The more I read of relational psychoanalysis, the more I can see that they made Freud into a straw-man. I can sympathize, and since their ego psychologist educators valorized Freud, I'm sure they couldn't rebel against them without rebelling against him too. However, instead of another political division, they could have returned to Freud's texts and showed the ego psychologists that they misunderstood their foundation.
They can't pretend like Freud wasn't concerned with the relations between others:
The contrast between individual psychology and social or group psychology, which at a first glance may seem to be full of significance, loses a great deal of its sharpness when it is examined more closely. It is true that individual psychology is concerned with the individual man and explores the paths by which he seeks to find satisfaction for his instinctual impulses; but only rarely and under certain exceptional conditions is individual psychology in a position to disregard the relations of this individual to others. In the individual's mental life someone else is invariably involved, as a model, as an object, as a helper, as an opponent; and so from the very first individual psychology, in this extended but entirely justifiable sense of the words, is at the same time social psychology as well.

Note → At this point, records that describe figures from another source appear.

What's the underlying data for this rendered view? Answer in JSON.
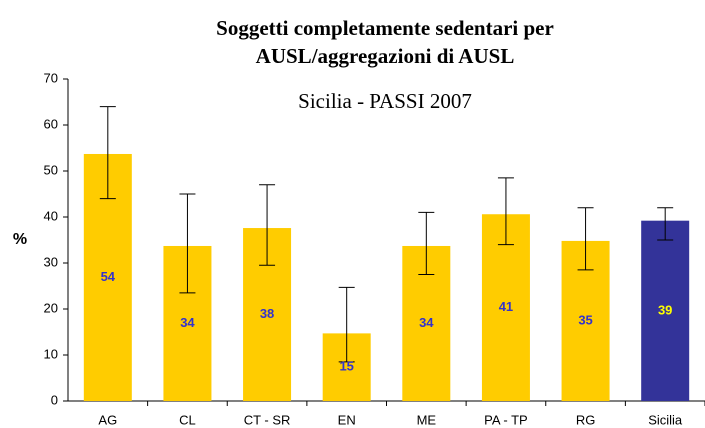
{
  "chart_data": {
    "type": "bar",
    "title": [
      "Soggetti completamente sedentari per",
      "AUSL/aggregazioni di AUSL"
    ],
    "subtitle": "Sicilia - PASSI 2007",
    "y_label": "%",
    "categories": [
      "AG",
      "CL",
      "CT - SR",
      "EN",
      "ME",
      "PA - TP",
      "RG",
      "Sicilia"
    ],
    "values": [
      53.7,
      33.7,
      37.6,
      14.7,
      33.7,
      40.6,
      34.8,
      39.2
    ],
    "value_labels": [
      "54",
      "34",
      "38",
      "15",
      "34",
      "41",
      "35",
      "39"
    ],
    "lower": [
      44,
      23.5,
      29.5,
      8.5,
      27.5,
      34,
      28.5,
      35
    ],
    "upper": [
      64,
      45,
      47,
      24.7,
      41,
      48.5,
      42,
      42
    ],
    "colors": [
      "#ffcc00",
      "#ffcc00",
      "#ffcc00",
      "#ffcc00",
      "#ffcc00",
      "#ffcc00",
      "#ffcc00",
      "#333399"
    ],
    "label_colors": [
      "#3333cc",
      "#3333cc",
      "#3333cc",
      "#3333cc",
      "#3333cc",
      "#3333cc",
      "#3333cc",
      "#ffff00"
    ],
    "ylim": [
      0,
      70
    ],
    "yticks": [
      0,
      10,
      20,
      30,
      40,
      50,
      60,
      70
    ],
    "grid": false
  }
}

The relations of an individual to his parents and to his brothers and sisters, to the object of his love, and to his physician—in fact all the relations which have hitherto been the chief subject of psycho-analytic research—may claim to be considered as social phenomena; and in this respect they may be contrasted with certain other processes, described by us as ‘narcissistic’, in which the satisfaction of the instincts is partially or totally withdrawn from the influence of other people. (Freud, 1921, p. 69)
How can they ignore that there are facts like the 'omnipotence of wishes,' feelings of depersonalization, and loss of "faith" that aren't relations in which the individual measures himself in relation to others, but relations between him and studying efficacy over time, his body, and the environment/world?
Moreover, these relations that aren't measured against others aren't simply regarded as a one person model, but are still expression of parental imagos that were internalized.
"Pathology has made us acquainted with a great number of states in which the boundary lines between the ego and the external world become uncertain or in which they are actually drawn incorrectly. There are cases in which parts of a person's own body, even portions of his own mental life—his perceptions, thoughts and feelings—, appear alien to him and as not belonging to his ego; there are other cases in which he ascribes to the external world things that clearly originate in his own ego and that ought to be acknowledged by it. Thus even the feeling of our own ego is subject to disturbances and the boundaries of the ego are not constant.
Further reflection tells us that the adult's ego-feeling cannot have been the same from the beginning. It must have gone through a process of development, which cannot, of course, be demonstrated but which admits of being constructed with a fair degree of probability. An infant at the breast does not as yet distinguish his ego from the external world as the source of the sensations flowing in upon him. He gradually learns to do so, in response to various promptings. He must be very strongly impressed by the fact that some sources of excitation, which he will later recognize as his own bodily organs, can provide him with sensations at any moment, whereas other sources evade him from time to time—among them what he desires most of all, his mother's breast—and only reappear as a result of his screaming for help. In this way there is for the first time set over against the ego an ‘object’, in the form of something which exists ‘outside’ and which is only forced to appear by a special action. A further incentive to a disengagement of the ego from the general mass of sensations—that is, to the recognition of an ‘outside’, an external world—is provided by the frequent, manifold and unavoidable sensations of pain and unpleasure the removal and avoidance of which is enjoined by the pleasure principle, in the exercise of its unrestricted domination" (1930, 66-7)
There is a lot that Freud didn't fully theorize fully, and there are passages in his work that are misleading, but he's given us a strong foundation that is still better than any other model of the mind that I've seen.